Inferno com amor
Vínhamos de uma visita relâmpago a Salvador, metrópole buliçosa, e desaguámos em Itaparica, uma ilha que parece, sonolenta, ter soçobrado perante a presença eterna do calor. E não há nada de errado com esta imagem: uma espreguiçadeira mergulhada no mar tépido, o rumor dos coqueiros a crepitar ao ritmo da brisa. Mas quando levantamos os olhos, depois da barreira de rocha e coral, parte dos Recifes das Pinaúnas, surge a silhueta de uma cidade. Podia ser Chicago ou Nova Iorque. Arranha-céus em vez de pelourinhos, baianas e fitas do Bonfim? O imprevisto desorganiza o arranjo de um dia, como já disse o escritor Rentes de Carvalho, mas há desarranjos que vêm por bem, porque ali está Salvador como o contraponto moderno a esta ilha dentro de uma ilha, a esta aldeia com vista de tropical ilustrado em que os burros nos entregam as roupas de cama e as iguanas nos pedem flores para petiscar.
Em pleno Club Med, pensa-se assim na viagem ao conhecido centro histórico de Salvador, o bairro do Pelourinho feito de casas de bonecas à portuguesa em torno da praça onde se açoitavam os escravos, temperado pelo cheiro do acarajé. As mulheres que só se vestem de baiana para fritar e vender esses pastéis de feijão e inevitável óleo de dendém nas praças policiadas, os turistas e a varanda onde se pode tirar uma fotografia com um Michael Jackson cartonado, tudo isto é Salvador e tudo isto está rodeado pelo Brasil. Pelas pessoas, pelo trânsito, pela dificuldade, pelos edifícios descarnados e que estão para lá da orla do bairro histórico classificado pela UNESCO. Mais junto ao mar, raparigas e rapazes namoram na Barra, berço do tropicalismo, ou saem à noite em Rio Vermelho, um bairro de esplanadas, cerveja, churrasco e “balada”. Lá em cima, na igreja basílica do senhor do Bonfim, devotos choram de braços abertos ajoelhados frente ao altar; por seu lado, os turistas fotografam tudo enquanto são enrolados nas coloridas fitas que há duas décadas se massificaram como uma das imagens da Bahia.

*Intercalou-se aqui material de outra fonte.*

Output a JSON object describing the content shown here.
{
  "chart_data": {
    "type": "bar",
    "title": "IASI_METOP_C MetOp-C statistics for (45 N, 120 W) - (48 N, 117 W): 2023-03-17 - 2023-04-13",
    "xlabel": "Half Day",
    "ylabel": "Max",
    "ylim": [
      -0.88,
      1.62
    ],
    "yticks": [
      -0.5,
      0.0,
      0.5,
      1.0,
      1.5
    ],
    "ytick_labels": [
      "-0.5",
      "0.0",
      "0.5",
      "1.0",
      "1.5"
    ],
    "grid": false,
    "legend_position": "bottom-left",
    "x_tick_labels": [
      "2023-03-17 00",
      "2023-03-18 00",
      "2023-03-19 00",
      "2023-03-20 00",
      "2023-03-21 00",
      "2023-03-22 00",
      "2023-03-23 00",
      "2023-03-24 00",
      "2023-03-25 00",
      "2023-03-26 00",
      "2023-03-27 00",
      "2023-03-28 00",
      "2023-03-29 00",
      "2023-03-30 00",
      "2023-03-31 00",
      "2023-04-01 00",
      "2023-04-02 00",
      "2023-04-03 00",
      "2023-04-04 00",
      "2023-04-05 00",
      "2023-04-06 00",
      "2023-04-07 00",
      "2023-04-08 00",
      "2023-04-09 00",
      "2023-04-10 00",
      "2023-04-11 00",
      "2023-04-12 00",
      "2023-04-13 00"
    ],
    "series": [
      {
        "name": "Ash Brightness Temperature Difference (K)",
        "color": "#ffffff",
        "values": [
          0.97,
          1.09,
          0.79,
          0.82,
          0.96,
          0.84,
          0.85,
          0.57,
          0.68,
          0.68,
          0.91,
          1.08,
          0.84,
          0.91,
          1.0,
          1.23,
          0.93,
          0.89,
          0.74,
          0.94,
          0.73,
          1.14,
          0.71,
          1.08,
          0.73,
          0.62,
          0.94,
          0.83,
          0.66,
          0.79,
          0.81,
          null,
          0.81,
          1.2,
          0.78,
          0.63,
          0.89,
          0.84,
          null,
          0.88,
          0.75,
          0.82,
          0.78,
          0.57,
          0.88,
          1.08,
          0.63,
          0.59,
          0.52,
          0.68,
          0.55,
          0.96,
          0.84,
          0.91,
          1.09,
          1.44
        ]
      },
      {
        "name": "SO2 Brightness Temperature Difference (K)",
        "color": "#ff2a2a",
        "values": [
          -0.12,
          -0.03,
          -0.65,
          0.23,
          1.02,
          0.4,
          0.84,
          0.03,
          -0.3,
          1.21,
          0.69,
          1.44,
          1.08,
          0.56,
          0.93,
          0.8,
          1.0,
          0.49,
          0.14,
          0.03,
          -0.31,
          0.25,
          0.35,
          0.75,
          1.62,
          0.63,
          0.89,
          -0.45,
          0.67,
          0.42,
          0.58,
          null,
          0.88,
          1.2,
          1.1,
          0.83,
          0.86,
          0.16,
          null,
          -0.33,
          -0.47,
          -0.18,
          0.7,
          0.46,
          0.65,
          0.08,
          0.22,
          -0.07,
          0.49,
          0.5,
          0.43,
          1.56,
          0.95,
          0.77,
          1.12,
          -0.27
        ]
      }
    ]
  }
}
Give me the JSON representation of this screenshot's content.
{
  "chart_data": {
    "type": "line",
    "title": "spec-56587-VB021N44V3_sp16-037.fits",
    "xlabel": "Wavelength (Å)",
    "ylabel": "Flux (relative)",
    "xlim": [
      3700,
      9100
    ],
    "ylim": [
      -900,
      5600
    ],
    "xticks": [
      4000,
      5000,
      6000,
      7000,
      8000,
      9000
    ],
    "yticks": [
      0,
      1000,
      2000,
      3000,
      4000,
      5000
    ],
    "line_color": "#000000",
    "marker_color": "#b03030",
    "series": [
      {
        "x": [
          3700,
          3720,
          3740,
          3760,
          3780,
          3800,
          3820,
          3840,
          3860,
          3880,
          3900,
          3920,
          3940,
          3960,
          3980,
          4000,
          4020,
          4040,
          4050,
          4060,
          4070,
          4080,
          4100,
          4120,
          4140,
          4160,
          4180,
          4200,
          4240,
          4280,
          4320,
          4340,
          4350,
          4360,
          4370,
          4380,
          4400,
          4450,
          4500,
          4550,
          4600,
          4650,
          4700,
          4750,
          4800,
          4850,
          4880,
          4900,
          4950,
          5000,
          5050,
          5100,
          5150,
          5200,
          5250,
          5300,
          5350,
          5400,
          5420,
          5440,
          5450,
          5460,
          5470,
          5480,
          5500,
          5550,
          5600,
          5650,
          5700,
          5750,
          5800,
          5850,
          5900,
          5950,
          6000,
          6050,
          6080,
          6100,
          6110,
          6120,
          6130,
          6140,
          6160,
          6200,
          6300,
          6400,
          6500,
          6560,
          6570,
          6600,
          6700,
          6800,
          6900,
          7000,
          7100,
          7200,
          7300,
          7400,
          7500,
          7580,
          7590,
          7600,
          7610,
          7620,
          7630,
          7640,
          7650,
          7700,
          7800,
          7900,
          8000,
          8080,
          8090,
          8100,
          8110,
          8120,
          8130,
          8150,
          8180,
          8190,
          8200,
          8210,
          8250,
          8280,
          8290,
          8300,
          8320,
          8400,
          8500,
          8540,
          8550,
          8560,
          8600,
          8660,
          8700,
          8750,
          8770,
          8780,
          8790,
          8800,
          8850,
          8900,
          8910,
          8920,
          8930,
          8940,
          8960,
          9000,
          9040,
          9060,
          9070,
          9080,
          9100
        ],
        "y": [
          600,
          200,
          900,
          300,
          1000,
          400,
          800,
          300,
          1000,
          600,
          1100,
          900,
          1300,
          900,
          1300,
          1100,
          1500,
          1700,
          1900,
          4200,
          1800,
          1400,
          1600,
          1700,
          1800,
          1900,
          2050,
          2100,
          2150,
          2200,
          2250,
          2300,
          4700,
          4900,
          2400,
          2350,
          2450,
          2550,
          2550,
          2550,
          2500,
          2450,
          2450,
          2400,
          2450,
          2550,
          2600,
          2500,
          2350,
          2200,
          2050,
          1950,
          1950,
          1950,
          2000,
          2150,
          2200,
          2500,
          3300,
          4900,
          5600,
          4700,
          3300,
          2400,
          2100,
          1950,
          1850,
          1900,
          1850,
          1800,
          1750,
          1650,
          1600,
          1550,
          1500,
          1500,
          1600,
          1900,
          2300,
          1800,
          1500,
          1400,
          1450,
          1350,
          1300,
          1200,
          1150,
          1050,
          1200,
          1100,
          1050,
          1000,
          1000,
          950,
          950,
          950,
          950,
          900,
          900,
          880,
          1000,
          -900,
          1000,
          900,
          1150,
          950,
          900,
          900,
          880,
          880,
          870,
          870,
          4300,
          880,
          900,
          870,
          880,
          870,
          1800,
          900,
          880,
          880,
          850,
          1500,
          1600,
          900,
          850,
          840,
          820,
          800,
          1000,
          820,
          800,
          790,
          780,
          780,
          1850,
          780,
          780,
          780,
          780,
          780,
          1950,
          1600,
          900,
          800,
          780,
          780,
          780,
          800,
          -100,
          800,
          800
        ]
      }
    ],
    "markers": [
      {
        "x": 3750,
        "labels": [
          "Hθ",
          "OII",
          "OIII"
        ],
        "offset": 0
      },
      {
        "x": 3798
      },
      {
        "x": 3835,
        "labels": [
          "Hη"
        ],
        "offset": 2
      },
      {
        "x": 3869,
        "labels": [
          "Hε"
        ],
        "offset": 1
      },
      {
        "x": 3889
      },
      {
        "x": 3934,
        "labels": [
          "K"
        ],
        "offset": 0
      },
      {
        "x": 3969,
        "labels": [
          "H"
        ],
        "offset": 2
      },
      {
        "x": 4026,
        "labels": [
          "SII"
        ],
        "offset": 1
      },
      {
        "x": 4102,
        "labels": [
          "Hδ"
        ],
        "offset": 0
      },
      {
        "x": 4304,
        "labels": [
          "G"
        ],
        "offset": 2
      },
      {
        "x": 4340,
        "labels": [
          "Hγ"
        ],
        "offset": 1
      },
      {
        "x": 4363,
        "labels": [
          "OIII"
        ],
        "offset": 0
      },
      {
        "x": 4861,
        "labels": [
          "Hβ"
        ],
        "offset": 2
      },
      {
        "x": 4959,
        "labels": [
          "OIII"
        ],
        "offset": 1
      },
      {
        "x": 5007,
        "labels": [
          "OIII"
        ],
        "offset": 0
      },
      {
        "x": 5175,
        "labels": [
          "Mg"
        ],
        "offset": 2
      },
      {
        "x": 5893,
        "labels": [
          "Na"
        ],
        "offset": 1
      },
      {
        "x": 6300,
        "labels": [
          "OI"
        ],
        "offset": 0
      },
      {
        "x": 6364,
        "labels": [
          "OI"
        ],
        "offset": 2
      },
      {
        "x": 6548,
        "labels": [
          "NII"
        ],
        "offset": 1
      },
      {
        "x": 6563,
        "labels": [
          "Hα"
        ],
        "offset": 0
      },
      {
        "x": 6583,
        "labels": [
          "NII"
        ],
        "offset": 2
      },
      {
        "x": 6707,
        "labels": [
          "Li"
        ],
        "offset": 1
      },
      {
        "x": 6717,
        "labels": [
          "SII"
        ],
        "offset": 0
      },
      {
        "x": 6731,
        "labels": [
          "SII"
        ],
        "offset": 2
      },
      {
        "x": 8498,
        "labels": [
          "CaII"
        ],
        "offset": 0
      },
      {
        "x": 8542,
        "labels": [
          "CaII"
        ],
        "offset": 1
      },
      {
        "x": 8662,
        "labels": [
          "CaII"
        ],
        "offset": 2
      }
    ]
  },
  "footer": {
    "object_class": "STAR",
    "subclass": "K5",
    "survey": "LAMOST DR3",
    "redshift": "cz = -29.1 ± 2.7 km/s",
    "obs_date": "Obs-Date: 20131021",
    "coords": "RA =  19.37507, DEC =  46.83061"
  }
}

Essas fitas estão por todo o lado. Nos pulsos, mas também nos brindes e puxadores dos roupeiros dos hotéis — como no Club Med Itaparica —, nos espelhos dos carros, nos porta-chaves e, claro, não fosse Brasil e um Verão sem fim nesta zona perto do Equador, pendurados nos biquínis. É a lembrança que enfeita as grades das janelas e da cerca do santuário do Bonfim, onde a vista é ampla. Mas Itaparica está longe da cidade do Carnaval, da capoeira e do candomblé. Para Ricardo, naquele barco ruidoso cheio de brasilidade, Salvador, o centro espiritual do Brasil e a sua primeira cidade colonial, “é um inferno”. Bem enfatizado em cada sílaba, cada uma entregue ao trânsito, às multidões dos cerca de 2,8 milhões de habitantes, a que se juntam, em todo o estado, 11 milhões de turistas — dos quais só 558 mil são estrangeiros (números de 2011, do Turismo da Bahia). Mas é o seu inferno, a sua cidade natal. A ênfase no “inferrrrrno” tem, como no Samba da Benção, de Vinicius de Moraes, um pouco de amor na cadência. “Baiano orgulhoso, sempre. Adoro meu estado, minha cidade, não sairia daqui por nada. Baiano gosta de curtir a vida”, repete.